Longer wait for cheaper Sh15,000 power connection

What you need to know:

  • Homes seeking electricity connection will have to wait longer for installation of additional transformers and power lines to enjoy the subsidised Sh15,000 connection fee.
  • Energy Secretary Charles Keter says the bulk of homes without power will qualify for the subsidy once the new Sh3 billion transformers have been installed.
  • Customers who opt not to wait for the planned line and transformers will be forced pay at market rate, a fee that would allow Kenya Power to recover the full connection cost.
  • Kenya Power currently has 55,000 transformers and needs additional units to spread its distribution network to off-grid areas.
  • The cost of a transformer ranges between Sh200,000 and Sh500,000, according to the utility firm.

Homes seeking electricity connection will have to wait longer for installation of additional transformers and power lines to enjoy the subsidised Sh15,000 connection fee.

Energy Secretary Charles Keter says the bulk of homes without power will qualify for the subsidy once the new Sh3 billion transformers have been installed. The Treasury has allocated the amount in the national budget for the fiscal year starting July.

Customers who opt not to wait for the planned line and transformers will be forced to pay at market rate, a fee that would allow Kenya Power to recover the full connection cost.

Kenya Power has, since mid-last year, been connecting homes to the grid for Sh15,000, down from Sh35,000 and allows the customers to pay the fee over 36 months, removing the cost hurdles for poor homes.

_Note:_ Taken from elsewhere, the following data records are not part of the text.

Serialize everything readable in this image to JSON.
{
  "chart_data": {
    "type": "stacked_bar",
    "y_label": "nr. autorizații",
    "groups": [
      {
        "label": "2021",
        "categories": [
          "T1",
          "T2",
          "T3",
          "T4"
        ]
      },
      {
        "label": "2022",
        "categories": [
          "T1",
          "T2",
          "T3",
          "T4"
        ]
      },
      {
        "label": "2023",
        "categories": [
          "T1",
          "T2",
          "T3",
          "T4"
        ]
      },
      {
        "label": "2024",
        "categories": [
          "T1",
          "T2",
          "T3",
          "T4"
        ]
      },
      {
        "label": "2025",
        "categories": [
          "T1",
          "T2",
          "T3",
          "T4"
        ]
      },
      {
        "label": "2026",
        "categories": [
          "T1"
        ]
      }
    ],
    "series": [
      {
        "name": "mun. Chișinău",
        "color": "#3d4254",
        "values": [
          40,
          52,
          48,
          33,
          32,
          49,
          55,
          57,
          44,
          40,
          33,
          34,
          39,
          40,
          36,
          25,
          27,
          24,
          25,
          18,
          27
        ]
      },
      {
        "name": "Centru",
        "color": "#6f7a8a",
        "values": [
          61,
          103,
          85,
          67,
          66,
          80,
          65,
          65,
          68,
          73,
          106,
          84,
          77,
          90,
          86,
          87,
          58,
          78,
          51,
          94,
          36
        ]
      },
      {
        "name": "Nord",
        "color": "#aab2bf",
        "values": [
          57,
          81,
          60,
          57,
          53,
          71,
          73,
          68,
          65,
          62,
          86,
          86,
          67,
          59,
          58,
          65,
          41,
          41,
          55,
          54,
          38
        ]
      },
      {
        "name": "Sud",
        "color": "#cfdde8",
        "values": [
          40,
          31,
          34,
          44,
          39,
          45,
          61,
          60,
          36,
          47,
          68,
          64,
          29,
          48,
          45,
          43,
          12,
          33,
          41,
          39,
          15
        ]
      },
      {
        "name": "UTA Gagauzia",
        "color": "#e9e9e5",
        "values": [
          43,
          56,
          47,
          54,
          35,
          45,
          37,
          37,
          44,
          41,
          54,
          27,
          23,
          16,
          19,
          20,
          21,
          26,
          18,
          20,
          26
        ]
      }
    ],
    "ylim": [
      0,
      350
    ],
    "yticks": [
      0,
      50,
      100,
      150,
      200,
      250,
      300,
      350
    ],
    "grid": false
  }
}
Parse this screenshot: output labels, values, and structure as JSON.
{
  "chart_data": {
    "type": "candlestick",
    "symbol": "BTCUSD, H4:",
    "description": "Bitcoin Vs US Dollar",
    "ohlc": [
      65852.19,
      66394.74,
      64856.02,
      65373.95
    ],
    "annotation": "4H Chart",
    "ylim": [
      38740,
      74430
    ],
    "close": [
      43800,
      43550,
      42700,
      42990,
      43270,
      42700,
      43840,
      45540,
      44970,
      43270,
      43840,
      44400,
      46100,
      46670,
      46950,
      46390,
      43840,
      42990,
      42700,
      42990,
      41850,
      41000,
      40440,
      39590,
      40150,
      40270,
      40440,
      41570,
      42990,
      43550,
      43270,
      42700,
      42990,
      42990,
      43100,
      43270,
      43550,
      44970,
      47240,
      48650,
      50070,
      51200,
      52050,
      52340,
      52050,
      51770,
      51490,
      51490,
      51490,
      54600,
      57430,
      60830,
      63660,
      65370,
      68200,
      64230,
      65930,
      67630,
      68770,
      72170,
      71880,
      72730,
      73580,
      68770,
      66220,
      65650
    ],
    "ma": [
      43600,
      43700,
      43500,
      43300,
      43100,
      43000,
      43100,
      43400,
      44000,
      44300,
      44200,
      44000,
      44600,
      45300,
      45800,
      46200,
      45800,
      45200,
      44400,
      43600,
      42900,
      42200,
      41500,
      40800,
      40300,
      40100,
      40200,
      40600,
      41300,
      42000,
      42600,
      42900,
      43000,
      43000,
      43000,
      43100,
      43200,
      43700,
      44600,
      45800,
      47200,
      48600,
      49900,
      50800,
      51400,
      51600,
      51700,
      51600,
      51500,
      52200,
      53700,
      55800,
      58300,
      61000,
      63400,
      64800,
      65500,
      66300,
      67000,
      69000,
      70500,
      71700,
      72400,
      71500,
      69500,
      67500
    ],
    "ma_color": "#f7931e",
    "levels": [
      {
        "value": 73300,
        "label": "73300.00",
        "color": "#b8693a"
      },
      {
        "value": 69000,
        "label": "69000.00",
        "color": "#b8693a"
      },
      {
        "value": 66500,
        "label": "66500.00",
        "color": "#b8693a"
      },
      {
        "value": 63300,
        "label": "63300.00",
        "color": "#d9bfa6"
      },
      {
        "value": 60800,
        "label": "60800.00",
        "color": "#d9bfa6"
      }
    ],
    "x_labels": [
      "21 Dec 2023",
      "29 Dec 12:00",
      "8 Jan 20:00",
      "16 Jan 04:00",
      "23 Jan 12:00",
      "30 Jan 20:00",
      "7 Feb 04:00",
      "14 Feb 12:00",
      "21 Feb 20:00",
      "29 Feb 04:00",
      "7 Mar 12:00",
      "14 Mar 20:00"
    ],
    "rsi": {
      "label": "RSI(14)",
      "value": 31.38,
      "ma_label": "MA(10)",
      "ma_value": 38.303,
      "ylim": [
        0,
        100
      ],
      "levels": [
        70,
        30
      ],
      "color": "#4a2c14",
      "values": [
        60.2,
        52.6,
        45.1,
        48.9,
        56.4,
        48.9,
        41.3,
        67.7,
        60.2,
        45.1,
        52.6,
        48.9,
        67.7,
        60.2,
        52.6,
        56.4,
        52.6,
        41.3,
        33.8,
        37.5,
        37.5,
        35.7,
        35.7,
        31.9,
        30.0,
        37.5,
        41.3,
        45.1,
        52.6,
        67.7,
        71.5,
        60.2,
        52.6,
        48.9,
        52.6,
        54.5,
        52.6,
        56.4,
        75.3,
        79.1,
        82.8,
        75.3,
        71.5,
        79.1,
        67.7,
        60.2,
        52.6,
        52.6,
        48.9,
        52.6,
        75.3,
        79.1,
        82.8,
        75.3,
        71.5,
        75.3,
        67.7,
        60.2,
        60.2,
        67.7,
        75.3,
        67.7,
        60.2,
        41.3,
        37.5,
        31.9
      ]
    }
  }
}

“It is Sh15,000 per customer within 600-metre radius of a transformer. Those beyond pay at cost,” said Mr Keter in an interview.

“We’re putting up more transformers to bring equity in terms of coverage. The Sh3 billion in the budget is to bring more unconnected homes closer to a transformer.”

Some applicants in rural Kenya have been paying in excess of Sh100,000 to be connected to the power grid despite being near a transformer.

This is a departure from earlier promise by State officials that homes would be connected at Sh15,000.

Kenya Power currently has 55,000 transformers and needs additional units to spread its distribution network to off-grid areas.

The cost of a transformer ranges between Sh200,000 and Sh500,000, according to the utility firm.

This means the Sh3 billion can buy up to 15,000 new units or nearly a third of the current population.

Manufacturing plant

Chinese firm Yocean Group last year opened Kenya’s first transformer manufacturing plant, eyeing big-ticket supply contracts from the electricity distributor.

Treasury budget estimates for the 2017/18 year show that a further Sh9.7 billion will be spent on the last mile connectivity project.

The low-cost project has been a key plank of the Jubilee government’s energy policy in expanding power access.

The number of customers connected to the power grid has increased to 5.8 million from one million in 2010, a nearly six-fold growth.

Before the last mile project, homes located within 600 metres of a transformer paid Sh35,000 as connection fee, which Kenya Power reckoned was still below markets rates.

The electricity retailer last year put the real cost of a single-phase connection near a transformer at Sh100,000, meaning the government shouldered the difference.

The government reckons that the last mile project will remove a major hurdle to acceleration of rural electrification and spur village economies as residents open up such businesses like welding, barber shops, hotels and cyber cafés.

President Uhuru Kenyatta launched the project in May 2015, but it faced implementation delays before taking off last year.

Kenya has set 2020 as the deadline to attain universal power access.

Unlike in the past when home owners had to make applications for connection, Kenya Power is now approaching potential customers in neighbourhoods with transformers and offering to hook them to the grid.

The last mile project is financed to the tune of Sh43.5 billion by the African Development Bank and the World Bank.